By Attorneys Robert L. Reeves and Ben Loveman

If you or a loved one obtained permanent residency in the United States through marriage to a U.S. citizen, you may need to file a petition to finalize the process of becoming a “full’ permanent resident by removing the conditions on the resident status.  This is because the Immigration and Nationality Act dictates that any person who obtain residency through a marriage which was less than two years old at the time residency was granted is only granted conditional resident status.  The same is true for children of conditional residents who obtained their residency through a petition by a step-parent.

There are two ways in which the conditions on residency may be removed.  First, if the couple remains married, a joint-petition must be filed with United States Citizenship and Immigration Services (USCIS) within 90 days of the two-year anniversary of the date they became conditional residents.  The joint-petition is a request that USCIS remove the conditions on the residency and must be accompanied by significant evidence that the marriage was not entered into solely for immigration purposes.  The failure to file this required petition will result in the automatic termination of the conditional residency and leave a person with no legal status in the United States.   However, if this deadline is missed it may still be possible to ask USCIS to accept a late filed petition if ample justification is provided.

A more difficult and complicated situation arises if the couple are divorced or separated at the time the conditional residency expires. However, it is still possible to remove the conditions on residency under these circumstances by filing a petition requesting a waiver of the joint-petition filing requirement.  The proper filing of a request for a waiver of the joint-petition requirement will result in the extension of the conditional permanent resident status for up to one year or until the waiver request is adjudicated.

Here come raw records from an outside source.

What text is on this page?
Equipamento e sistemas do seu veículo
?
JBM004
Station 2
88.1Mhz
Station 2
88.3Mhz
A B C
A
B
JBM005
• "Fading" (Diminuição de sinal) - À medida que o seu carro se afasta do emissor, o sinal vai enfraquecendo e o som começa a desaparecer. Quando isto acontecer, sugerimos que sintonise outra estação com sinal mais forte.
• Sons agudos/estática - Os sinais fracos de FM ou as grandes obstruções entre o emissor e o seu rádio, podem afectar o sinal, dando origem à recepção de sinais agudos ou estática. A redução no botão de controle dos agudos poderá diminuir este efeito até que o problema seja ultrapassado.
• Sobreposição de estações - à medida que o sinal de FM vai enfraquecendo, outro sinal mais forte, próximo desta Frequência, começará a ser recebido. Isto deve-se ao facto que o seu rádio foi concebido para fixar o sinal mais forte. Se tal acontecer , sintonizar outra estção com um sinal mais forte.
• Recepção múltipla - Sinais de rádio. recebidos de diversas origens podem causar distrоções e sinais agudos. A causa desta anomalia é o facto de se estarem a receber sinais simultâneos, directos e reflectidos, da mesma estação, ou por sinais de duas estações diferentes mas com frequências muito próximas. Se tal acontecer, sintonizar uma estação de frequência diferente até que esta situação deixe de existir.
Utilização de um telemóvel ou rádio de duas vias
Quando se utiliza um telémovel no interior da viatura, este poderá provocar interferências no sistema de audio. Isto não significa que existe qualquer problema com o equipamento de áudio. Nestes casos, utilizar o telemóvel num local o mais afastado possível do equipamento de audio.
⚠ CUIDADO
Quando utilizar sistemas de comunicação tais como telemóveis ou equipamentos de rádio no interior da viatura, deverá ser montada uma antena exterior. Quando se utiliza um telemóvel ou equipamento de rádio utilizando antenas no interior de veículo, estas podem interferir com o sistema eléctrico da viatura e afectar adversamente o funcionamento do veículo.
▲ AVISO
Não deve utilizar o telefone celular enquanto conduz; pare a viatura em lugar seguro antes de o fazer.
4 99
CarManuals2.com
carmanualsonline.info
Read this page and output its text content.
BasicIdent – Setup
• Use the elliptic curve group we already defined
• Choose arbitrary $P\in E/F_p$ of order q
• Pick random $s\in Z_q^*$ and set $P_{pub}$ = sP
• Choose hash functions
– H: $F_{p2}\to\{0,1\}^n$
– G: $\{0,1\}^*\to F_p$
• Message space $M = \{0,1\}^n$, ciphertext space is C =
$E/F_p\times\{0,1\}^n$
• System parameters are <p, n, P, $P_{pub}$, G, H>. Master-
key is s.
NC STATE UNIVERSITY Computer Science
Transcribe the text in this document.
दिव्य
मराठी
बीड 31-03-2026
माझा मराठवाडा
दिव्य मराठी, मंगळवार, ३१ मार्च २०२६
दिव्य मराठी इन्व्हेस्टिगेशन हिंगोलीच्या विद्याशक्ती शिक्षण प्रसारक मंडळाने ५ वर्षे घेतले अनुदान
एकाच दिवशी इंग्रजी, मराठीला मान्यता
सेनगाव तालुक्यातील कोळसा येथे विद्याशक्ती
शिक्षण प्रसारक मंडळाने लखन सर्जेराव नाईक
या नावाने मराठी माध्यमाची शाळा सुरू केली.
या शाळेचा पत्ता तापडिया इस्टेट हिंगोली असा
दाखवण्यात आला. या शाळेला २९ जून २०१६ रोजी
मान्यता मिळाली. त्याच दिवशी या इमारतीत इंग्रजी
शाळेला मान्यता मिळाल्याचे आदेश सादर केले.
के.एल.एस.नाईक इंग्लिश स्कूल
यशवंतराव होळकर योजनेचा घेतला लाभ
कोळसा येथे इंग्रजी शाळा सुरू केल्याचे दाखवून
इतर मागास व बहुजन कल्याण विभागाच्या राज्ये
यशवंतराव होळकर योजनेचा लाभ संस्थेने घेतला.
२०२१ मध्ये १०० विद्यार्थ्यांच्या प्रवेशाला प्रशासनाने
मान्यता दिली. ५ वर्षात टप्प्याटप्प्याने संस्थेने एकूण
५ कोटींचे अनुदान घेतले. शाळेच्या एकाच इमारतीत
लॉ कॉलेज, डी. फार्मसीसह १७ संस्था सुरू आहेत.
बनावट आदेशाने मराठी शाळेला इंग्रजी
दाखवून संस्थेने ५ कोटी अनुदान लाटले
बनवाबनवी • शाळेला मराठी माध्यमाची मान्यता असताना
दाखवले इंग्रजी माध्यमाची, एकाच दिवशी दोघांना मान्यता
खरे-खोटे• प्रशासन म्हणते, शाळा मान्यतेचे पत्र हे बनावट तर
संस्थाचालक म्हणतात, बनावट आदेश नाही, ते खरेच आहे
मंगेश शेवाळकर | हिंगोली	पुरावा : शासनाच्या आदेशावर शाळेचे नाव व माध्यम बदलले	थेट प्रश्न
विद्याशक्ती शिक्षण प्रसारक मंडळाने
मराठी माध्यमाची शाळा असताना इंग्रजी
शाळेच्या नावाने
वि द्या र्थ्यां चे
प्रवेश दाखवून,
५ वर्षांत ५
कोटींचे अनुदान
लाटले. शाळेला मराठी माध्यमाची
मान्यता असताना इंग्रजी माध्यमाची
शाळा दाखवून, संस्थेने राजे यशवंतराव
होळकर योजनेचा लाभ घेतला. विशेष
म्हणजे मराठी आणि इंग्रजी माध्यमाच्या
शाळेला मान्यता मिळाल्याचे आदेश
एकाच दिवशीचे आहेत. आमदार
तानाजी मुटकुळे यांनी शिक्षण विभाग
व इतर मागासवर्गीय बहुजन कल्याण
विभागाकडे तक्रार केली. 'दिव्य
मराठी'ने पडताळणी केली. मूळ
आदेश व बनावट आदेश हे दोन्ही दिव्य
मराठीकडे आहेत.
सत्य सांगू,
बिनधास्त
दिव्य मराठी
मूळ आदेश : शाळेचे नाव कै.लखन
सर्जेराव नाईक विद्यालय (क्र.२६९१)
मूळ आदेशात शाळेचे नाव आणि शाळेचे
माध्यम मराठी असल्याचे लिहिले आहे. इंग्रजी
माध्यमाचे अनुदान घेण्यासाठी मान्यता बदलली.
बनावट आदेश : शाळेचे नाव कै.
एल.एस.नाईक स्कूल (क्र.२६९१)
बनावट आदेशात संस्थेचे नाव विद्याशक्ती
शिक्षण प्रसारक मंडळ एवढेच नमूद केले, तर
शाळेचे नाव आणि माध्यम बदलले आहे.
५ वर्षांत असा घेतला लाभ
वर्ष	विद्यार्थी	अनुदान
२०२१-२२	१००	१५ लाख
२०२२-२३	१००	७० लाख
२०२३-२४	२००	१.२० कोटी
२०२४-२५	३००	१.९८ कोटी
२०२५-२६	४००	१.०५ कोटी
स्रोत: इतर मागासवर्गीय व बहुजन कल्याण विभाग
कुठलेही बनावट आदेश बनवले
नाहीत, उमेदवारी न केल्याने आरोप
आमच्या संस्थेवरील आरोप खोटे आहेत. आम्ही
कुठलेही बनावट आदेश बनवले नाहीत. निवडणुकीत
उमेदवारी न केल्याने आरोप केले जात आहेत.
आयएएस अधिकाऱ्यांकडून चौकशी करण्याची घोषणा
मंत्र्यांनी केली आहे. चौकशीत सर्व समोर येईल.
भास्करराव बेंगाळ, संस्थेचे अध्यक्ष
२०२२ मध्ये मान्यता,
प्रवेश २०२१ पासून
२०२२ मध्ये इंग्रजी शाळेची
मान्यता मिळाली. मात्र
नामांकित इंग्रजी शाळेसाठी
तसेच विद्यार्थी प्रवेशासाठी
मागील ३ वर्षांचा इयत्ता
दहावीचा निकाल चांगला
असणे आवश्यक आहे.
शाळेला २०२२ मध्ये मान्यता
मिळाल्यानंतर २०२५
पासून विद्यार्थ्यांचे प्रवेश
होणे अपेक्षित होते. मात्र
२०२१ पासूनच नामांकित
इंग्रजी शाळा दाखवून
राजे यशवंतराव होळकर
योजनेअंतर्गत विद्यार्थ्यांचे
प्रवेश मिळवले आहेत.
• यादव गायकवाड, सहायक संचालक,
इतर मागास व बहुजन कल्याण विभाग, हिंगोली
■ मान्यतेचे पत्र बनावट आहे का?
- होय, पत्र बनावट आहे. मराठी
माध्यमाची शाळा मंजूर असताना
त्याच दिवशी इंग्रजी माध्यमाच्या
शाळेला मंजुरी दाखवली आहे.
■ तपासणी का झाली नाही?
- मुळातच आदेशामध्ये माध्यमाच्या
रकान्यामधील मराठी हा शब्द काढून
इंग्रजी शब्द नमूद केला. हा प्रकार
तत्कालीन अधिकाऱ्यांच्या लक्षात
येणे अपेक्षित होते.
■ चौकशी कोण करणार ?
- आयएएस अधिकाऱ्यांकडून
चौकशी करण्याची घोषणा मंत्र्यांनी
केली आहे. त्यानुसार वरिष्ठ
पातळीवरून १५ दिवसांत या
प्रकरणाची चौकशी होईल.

A waiver request is appropriate and may be approved in the following situations: (1) the marriage was bona fide (real) but terminated through divorce, annulment, or death (the “bona fide marriage”) waiver”; (2) the conditional resident was subjected to battery or extreme cruelty at the hands of his or her spouse (the “abused spouse waiver”) or (3) termination of status and removal from the United States would result in extreme hardship to the conditional resident (the “hardship waiver”).   If sufficient evidence is presented to establish eligibility for one of these waivers then the conditions can be removed from the residency without a joint-petition.

An extremely common and difficult situation which conditional residents face is where they are separated from their spouse but not yet divorced. Under these circumstances they will not be eligible for the bona fide marriage waiver because this waiver requires that the marriage be terminated through divorce, annulment or death.  They may be eligible for the hardship waiver but establishing eligibility for this waiver requires substantial evidence of hardship. Finally, unless there was extreme cruelty or physical abuse during the marriage the conditional resident will not be eligible for the waiver for abused spouses.

Under these difficult circumstances it is crucial that the conditional resident act quickly but also plan carefully.  The best strategy to apply for removal of conditions on conditional resident status will depend on the unique circumstances of each person’s case. However, as illustrated in the discussion above, the process can be complex.  Further, if handled improperly the process may result in the conditional resident being placed in deportation proceedings and losing their permanent resident status.  It is essential that anyone seeking to remove the conditions on their residency consult with an experienced immigration attorney to determine the best strategy for success in their case.